Ed infatti l’eventuale esistenza di atti non lesivi della sfera giuridica di tutti i ricorrenti ovvero di motivi di doglianza non comuni a tutti, costituisce evidente dimostrazione della presenza di diversificazione delle posizioni giuridiche sostanziali per le quali ciascuno di essi chiede tutela in giudizio.
Nel caso di specie, le censure formulate dai reclamanti hanno carattere non omogeneo (come emerge dal diverso articolare della prova di resistenza per ognuno di loro),
sono espressione di interessi non necessariamente omogenei tra i vari reclamanti, riguardano atti differenti (in quanto l’interesse a ricorrere di ognuno dei ricorrenti nasce dall’elezione di un altro tesserato con riferimento a una specifica posizione e richiede, quindi, l’annullamento di atti differenti).

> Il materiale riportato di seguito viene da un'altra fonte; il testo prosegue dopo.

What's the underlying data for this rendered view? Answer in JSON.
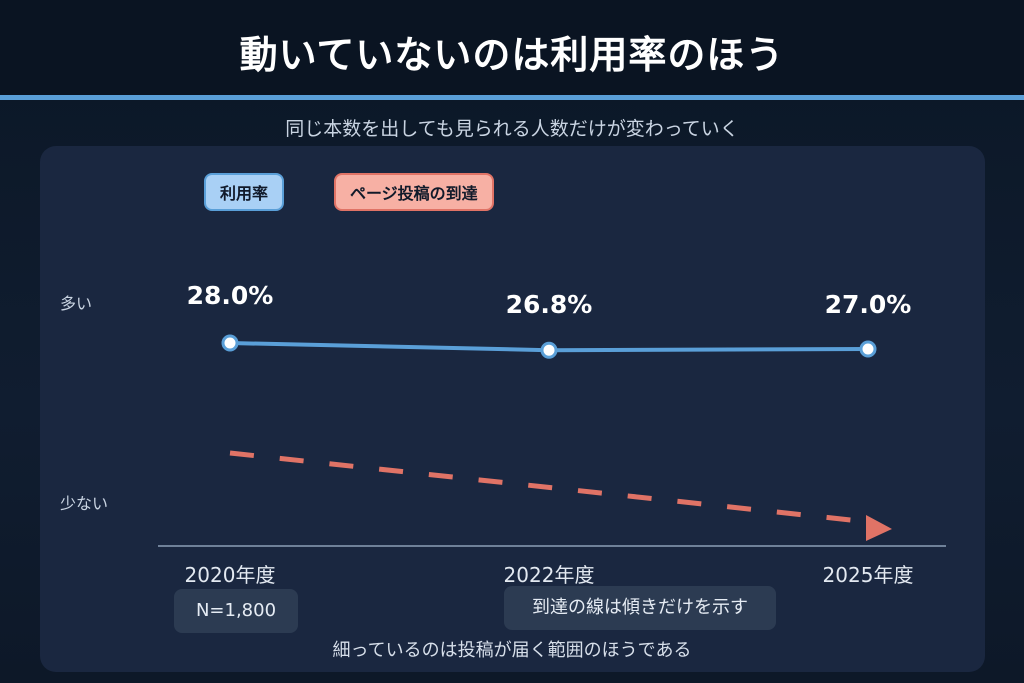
{
  "title": "動いていないのは利用率のほう",
  "subtitle": "同じ本数を出しても見られる人数だけが変わっていく",
  "chart_data": {
    "type": "line",
    "categories": [
      "2020年度",
      "2022年度",
      "2025年度"
    ],
    "series": [
      {
        "name": "利用率",
        "values": [
          28.0,
          26.8,
          27.0
        ],
        "labels": [
          "28.0%",
          "26.8%",
          "27.0%"
        ],
        "color": "#5a9fd8"
      },
      {
        "name": "ページ投稿の到達",
        "trend": "decreasing",
        "color": "#e07366"
      }
    ],
    "y_axis_words": {
      "high": "多い",
      "low": "少ない"
    },
    "legend_placement": "top-left",
    "grid": false
  },
  "annotations": {
    "sample_size": "N=1,800",
    "slope_note": "到達の線は傾きだけを示す",
    "footer": "細っているのは投稿が届く範囲のほうである"
  }
}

Ne discende, prescindendo quindi dall’esame dell’altro motivo di inammissibilità del ricorso, il rigetto del reclamo.
P.Q.M.
respinge il reclamo in epigrafe.
Dispone la trasmissione della decisione alla Segreteria generale della Federazione per richiedere il pagamento del contributo per l'accesso alla giustizia sportiva ai reclamanti che non abbiamo provveduto al relativo versamento.
Dispone la comunicazione alle parti, presso i difensori, con PEC.